What is Gradient Boosting?
Gradient boosting is an ensemble learning technique that builds a sequence of decision trees, where each new tree learns to correct the errors of the previous ones. It minimises a differentiable loss function by fitting each tree to the negative gradient (residuals) of the loss. XGBoost, LightGBM, and CatBoost are the dominant implementations and consistently achieve top results on tabular data benchmarks.
Why does gradient boosting matter?
Gradient boosted trees are the most widely used algorithm for structured/tabular data in production ML. They:
- Outperform random forests on most tabular benchmarks
- Handle mixed feature types, missing values, and non-linear relationships naturally
- Are fast at inference (tree traversal is cheap)

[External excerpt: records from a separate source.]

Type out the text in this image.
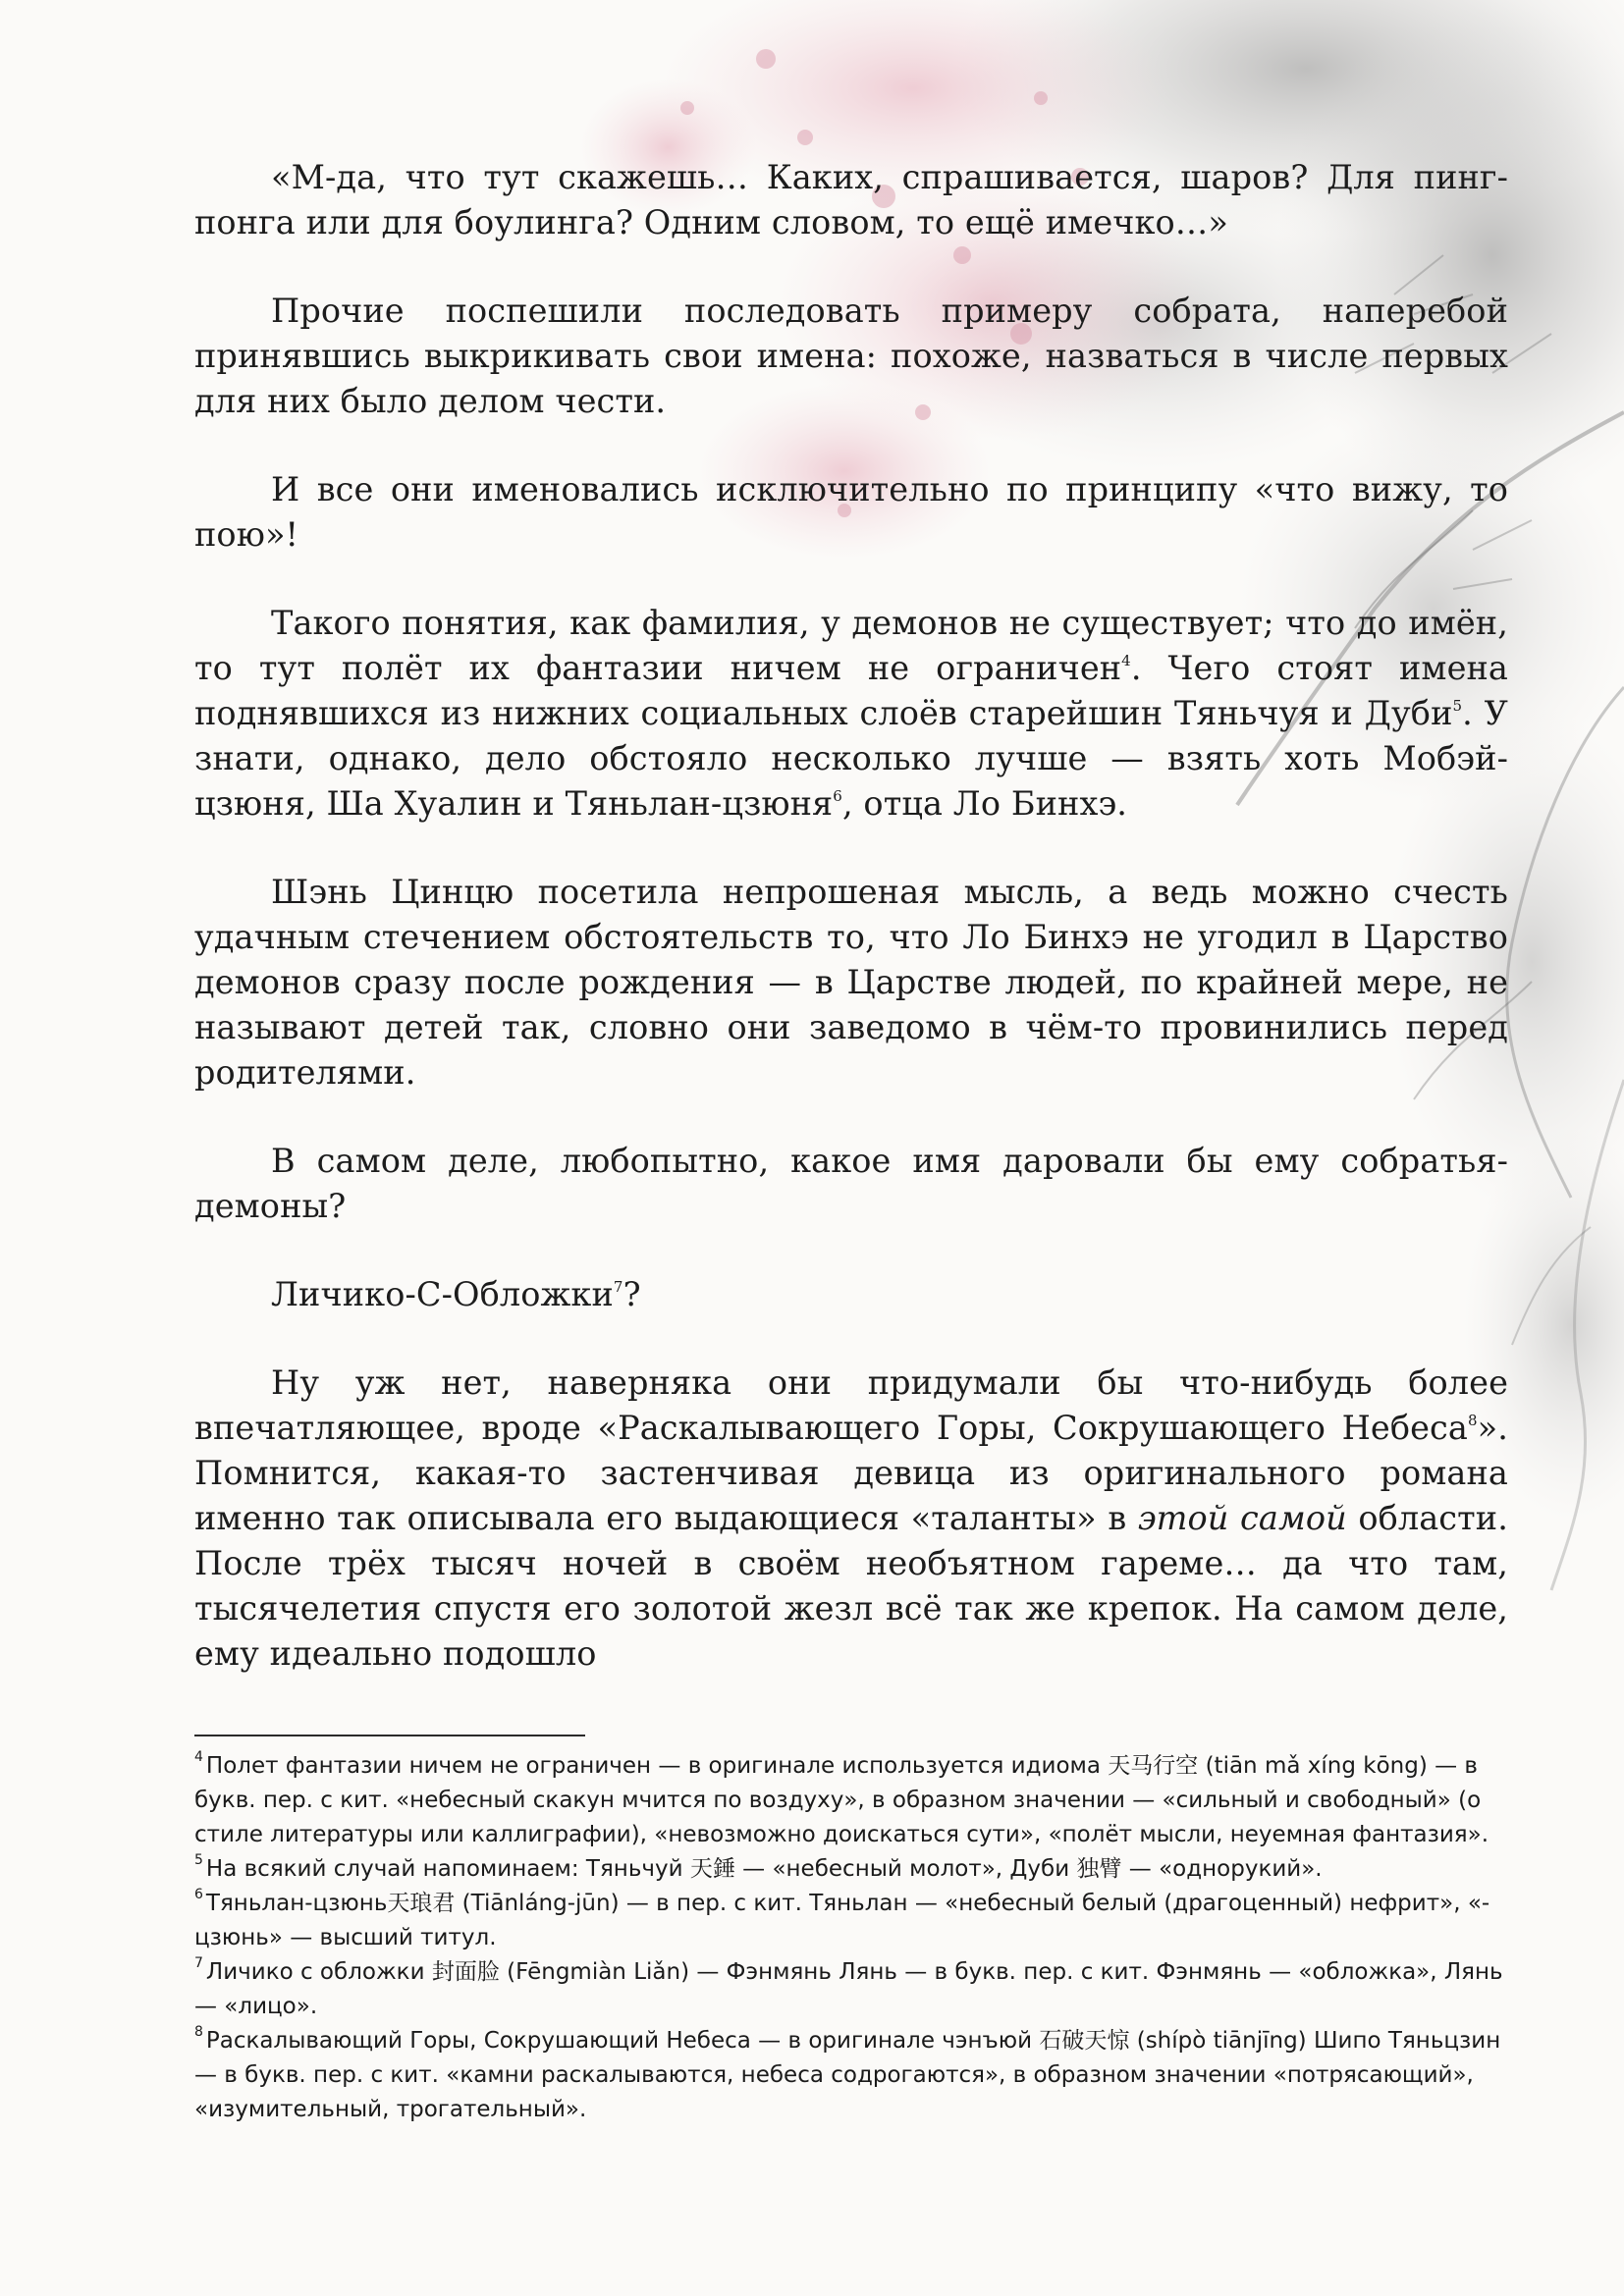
«М-да, что тут скажешь… Каких, спрашивается, шаров? Для пинг-понга или для боулинга? Одним словом, то ещё имечко…»

Прочие поспешили последовать примеру собрата, наперебой принявшись выкрикивать свои имена: похоже, назваться в числе первых для них было делом чести.

И все они именовались исключительно по принципу «что вижу, то пою»!

Такого понятия, как фамилия, у демонов не существует; что до имён, то тут полёт их фантазии ничем не ограничен$^4$. Чего стоят имена поднявшихся из нижних социальных слоёв старейшин Тяньчуя и Дуби$^5$. У знати, однако, дело обстояло несколько лучше — взять хоть Мобэй-цзюня, Ша Хуалин и Тяньлан-цзюня$^6$, отца Ло Бинхэ.

Шэнь Цинцю посетила непрошеная мысль, а ведь можно счесть удачным стечением обстоятельств то, что Ло Бинхэ не угодил в Царство демонов сразу после рождения — в Царстве людей, по крайней мере, не называют детей так, словно они заведомо в чём-то провинились перед родителями.

В самом деле, любопытно, какое имя даровали бы ему собратья-демоны?

Личико-С-Обложки$^7$?

Ну уж нет, наверняка они придумали бы что-нибудь более впечатляющее, вроде «Раскалывающего Горы, Сокрушающего Небеса$^8$». Помнится, какая-то застенчивая девица из оригинального романа именно так описывала его выдающиеся «таланты» в этой самой области. После трёх тысяч ночей в своём необъятном гареме… да что там, тысячелетия спустя его золотой жезл всё так же крепок. На самом деле, ему идеально подошло

$^4$ Полет фантазии ничем не ограничен — в оригинале используется идиома 天马行空 (tiān mǎ xíng kōng) — в букв. пер. с кит. «небесный скакун мчится по воздуху», в образном значении — «сильный и свободный» (о стиле литературы или каллиграфии), «невозможно доискаться сути», «полёт мысли, неуемная фантазия».

$^5$ На всякий случай напоминаем: Тяньчуй 天錘 — «небесный молот», Дуби 独臂 — «однорукий».

$^6$ Тяньлан-цзюнь天琅君 (Tiānláng-jūn) — в пер. с кит. Тяньлан — «небесный белый (драгоценный) нефрит», «-цзюнь» — высший титул.

$^7$ Личико с обложки 封面脸 (Fēngmiàn Liǎn) — Фэнмянь Лянь — в букв. пер. с кит. Фэнмянь — «обложка», Лянь — «лицо».

$^8$ Раскалывающий Горы, Сокрушающий Небеса — в оригинале чэнъюй 石破天惊 (shípò tiānjīng) Шипо Тяньцзин — в букв. пер. с кит. «камни раскалываются, небеса содрогаются», в образном значении «потрясающий», «изумительный, трогательный».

- Provide interpretable feature importance
In search and RAG systems, gradient boosting is commonly used as a learning-to-rank (LTR) model that combines embedding similarity with metadata signals to re-order retrieval results.
How does gradient boosting work?
Unlike random forests (parallel trees), gradient boosting builds trees sequentially:
- Start with a simple prediction (e.g. mean of target)
- Compute residuals (how wrong the current prediction is)
- Fit a new tree to predict the residuals
- Add the new tree to the ensemble (with a learning rate shrinkage)
- Repeat for N rounds
F₀(x) = initial prediction (e.g. mean)F₁(x) = F₀(x) + η × tree₁(x) ← tree fits residuals of F₀F₂(x) = F₁(x) + η × tree₂(x) ← tree fits residuals of F₁...Fₙ(x) = Fₙ₋₁(x) + η × treeₙ(x)Where η is the learning rate, controlling how much each tree contributes.
What is AdaBoost and how does it differ?
AdaBoost (Adaptive Boosting) is an earlier boosting algorithm that reweights training examples rather than fitting residuals; misclassified examples get higher weight in the next round. Gradient boosting generalised this idea to any differentiable loss function.
| AdaBoost | Gradient Boosting | |
|---|---|---|
| Fits on | Reweighted examples | Residuals (negative gradient) |
| Loss function | Exponential | Any differentiable loss |
| Flexibility | Limited | High |
| Sensitivity to noise | High | Medium |
XGBoost vs LightGBM vs CatBoost
| XGBoost | LightGBM | CatBoost | |
|---|---|---|---|
| Speed | Fast | Very fast | Medium |
| Memory | Medium | Low | Medium |
| Categorical features | Manual encoding | Native support | Native support (ordered) |
| GPU support | ✓ | ✓ | ✓ |
| Best for | General use | Large datasets, speed | Datasets with many categoricals |
LightGBM uses leaf-wise tree growth instead of depth-wise, making it faster for large datasets. CatBoost’s ordered boosting reduces target leakage for categorical features.
Gradient boosting as a re-ranker in search pipelines
A common production pattern combines embedding retrieval with a gradient boosted re-ranker:
- First stage: retrieve top-100 candidates via semantic search (SIE embeddings + vector DB)
- Feature extraction: for each (query, document) pair, compute features:
- Embedding cosine similarity
- BM25 score
- Document recency
- Source authority
- Metadata match signals
- Re-rank: a gradient boosted model (LambdaMART/XGBoost) scores each candidate using these features
- Serve: return top-k re-ranked results
This is the architecture used by major search engines (Microsoft, LinkedIn) and can be implemented efficiently with SIE providing the embedding features.
Regularisation in gradient boosting
Gradient boosting can overfit, especially with many rounds. Key regularisation parameters:
- Learning rate (η): smaller = less overfitting, more rounds needed
- Max depth: limits tree complexity
- Min samples per leaf: prevents very specific splits
- Subsampling: train each tree on a random subset of data/features
- L1/L2 regularisation: penalise large leaf weights (XGBoost)
Frequently asked questions
How many boosting rounds should I use? Use early stopping: monitor validation loss and stop when it stops improving. Typically 100-1000 rounds depending on dataset size.
Is gradient boosting better than deep learning for tabular data? Generally yes for small-to-medium structured datasets. Deep learning (tabular transformers, MLP) can compete on very large datasets but requires more tuning.
What is LambdaMART? LambdaMART is a gradient boosting algorithm specialised for learning-to-rank tasks. It uses a ranking-specific loss (NDCG, MRR) instead of regression or classification losses, making it ideal for re-ranking in search systems.